To sense it, four towers sit on the corners of about two acres. Together they triangulate the butterfly position.

Fisher says, “In this, we’re getting signal strengths, so we’re getting numbers. So we can actually calculate where the butterfly was.”

Fisher counted the more than six thousand milkweeds in this field as one of several experiments.

She says, “We’re looking at how a butterfly is navigating in a field that is filled with resources.”

The next test will be in a field with no milkweed, “It’s all grass, so there’s no resources for the monarchs to take advantage of so then we bring our own resources.”
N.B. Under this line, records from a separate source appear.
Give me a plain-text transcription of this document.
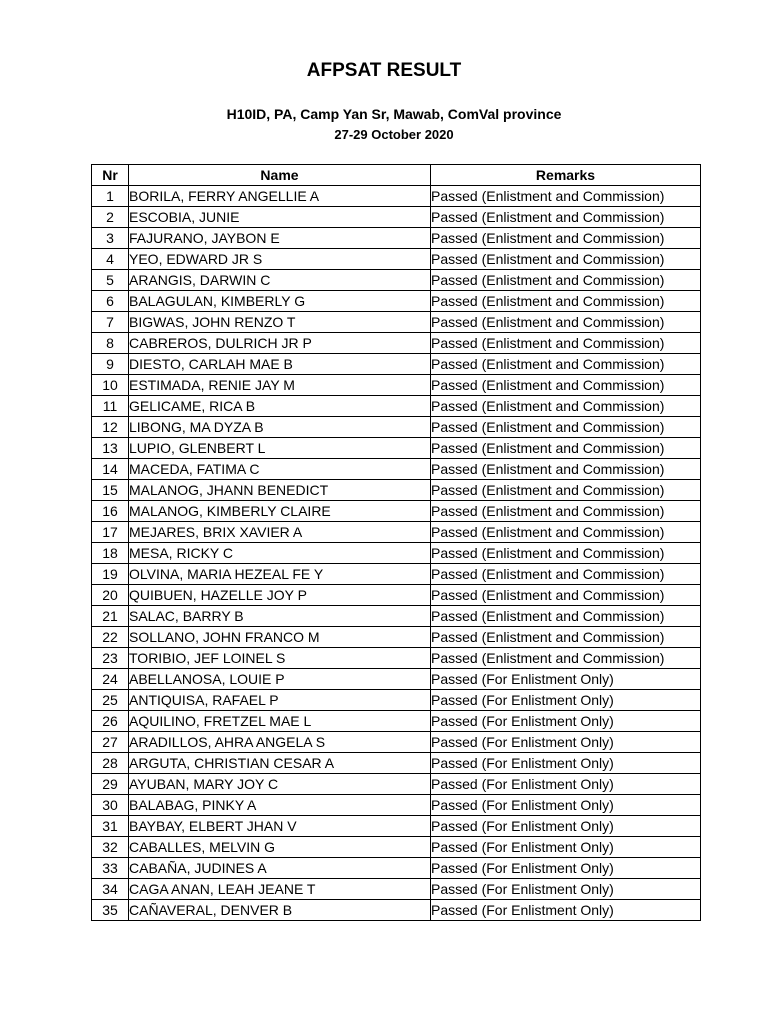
AFPSAT RESULT
H10ID, PA, Camp Yan Sr, Mawab, ComVal province
27-29 October 2020
Nr	Name	Remarks
1	BORILA, FERRY ANGELLIE A	Passed (Enlistment and Commission)
2	ESCOBIA, JUNIE	Passed (Enlistment and Commission)
3	FAJURANO, JAYBON E	Passed (Enlistment and Commission)
4	YEO, EDWARD JR S	Passed (Enlistment and Commission)
5	ARANGIS, DARWIN C	Passed (Enlistment and Commission)
6	BALAGULAN, KIMBERLY G	Passed (Enlistment and Commission)
7	BIGWAS, JOHN RENZO T	Passed (Enlistment and Commission)
8	CABREROS, DULRICH JR P	Passed (Enlistment and Commission)
9	DIESTO, CARLAH MAE B	Passed (Enlistment and Commission)
10	ESTIMADA, RENIE JAY M	Passed (Enlistment and Commission)
11	GELICAME, RICA B	Passed (Enlistment and Commission)
12	LIBONG, MA DYZA B	Passed (Enlistment and Commission)
13	LUPIO, GLENBERT L	Passed (Enlistment and Commission)
14	MACEDA, FATIMA C	Passed (Enlistment and Commission)
15	MALANOG, JHANN BENEDICT	Passed (Enlistment and Commission)
16	MALANOG, KIMBERLY CLAIRE	Passed (Enlistment and Commission)
17	MEJARES, BRIX XAVIER A	Passed (Enlistment and Commission)
18	MESA, RICKY C	Passed (Enlistment and Commission)
19	OLVINA, MARIA HEZEAL FE Y	Passed (Enlistment and Commission)
20	QUIBUEN, HAZELLE JOY P	Passed (Enlistment and Commission)
21	SALAC, BARRY B	Passed (Enlistment and Commission)
22	SOLLANO, JOHN FRANCO M	Passed (Enlistment and Commission)
23	TORIBIO, JEF LOINEL S	Passed (Enlistment and Commission)
24	ABELLANOSA, LOUIE P	Passed (For Enlistment Only)
25	ANTIQUISA, RAFAEL P	Passed (For Enlistment Only)
26	AQUILINO, FRETZEL MAE L	Passed (For Enlistment Only)
27	ARADILLOS, AHRA ANGELA S	Passed (For Enlistment Only)
28	ARGUTA, CHRISTIAN CESAR A	Passed (For Enlistment Only)
29	AYUBAN, MARY JOY C	Passed (For Enlistment Only)
30	BALABAG, PINKY A	Passed (For Enlistment Only)
31	BAYBAY, ELBERT JHAN V	Passed (For Enlistment Only)
32	CABALLES, MELVIN G	Passed (For Enlistment Only)
33	CABAÑA, JUDINES A	Passed (For Enlistment Only)
34	CAGA ANAN, LEAH JEANE T	Passed (For Enlistment Only)
35	CAÑAVERAL, DENVER B	Passed (For Enlistment Only)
All to see how Monarchs find food, “How far away can this Monarch find the next resource without having to do random movements in between? Because a monarch can do directed flight, and it can also do random flight.”

Fisher explains the only research out there is over small areas, “Nothing has been done to look at the big movements. And so, with all the telemetry equipment that I’m using, I’m trying to look at the big movements. So when the butterfly that just flew away over there happens, we would know where it goes next. Cause now it’s gone, we don’t know where it is.”

That would not only be helpful to find lost equipment, but also to find how to best restore milkweed to the land to help save the Monarchs.